My favorite of the chapters was number 4, “Zero Military.” Despite having no background serving in the military, Savage has done great work chronicling what he (accurately, I fear) terms the “purges” of senior military officials who disagree with the agenda of the Obama forces, more concerned with issues like integrating transgender troops than with military effectiveness, and unwilling to even mention the word “Islam” in formulating strategies. There are many names worth knowing in this chapter.
The concluding chapter 13, “Saving a Nation with Nationalism,” was the weakest in my eyes. The list at its end of “40 Actions to Save America” contained no consideration whatsoever of any details. For example, Number 4 was “Repeal the “Anchor Babies” law. Of course, there is no law per se, there is the 14th Amendment and the way it has been interpreted to date. Perhaps Savage knows this, and a discussion of the 40 Actions will be the basis of his next book. But as presented quickly at the end, the plan was more a set of broad goals than an actual action agenda.

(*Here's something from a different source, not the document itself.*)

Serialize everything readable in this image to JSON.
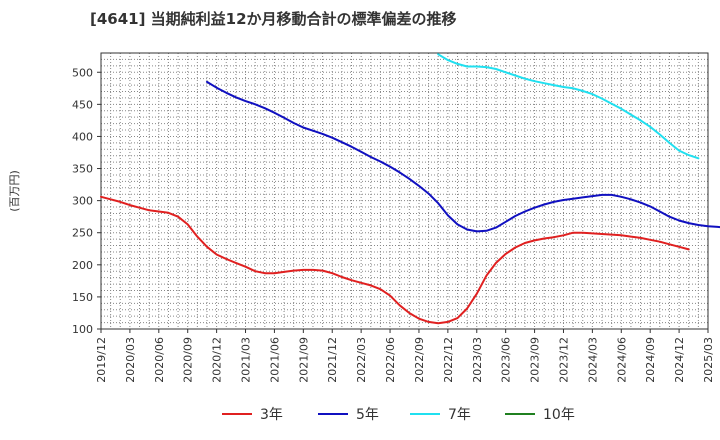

What Government Zero lacks in rigor, it makes up in breadth and imaginative prose. Who else but Michael Savage would treat readers (in Chapter 2) to a discussion of two of his dreams, one of them about a white owl, the other about a black woman? But then, Michael Savage is a unique figure on the American media landscape, and has from his first days broadcasting local talk radio on San Francisco’s KSFO ignited passionate support, deep scorn, and almost never indifference.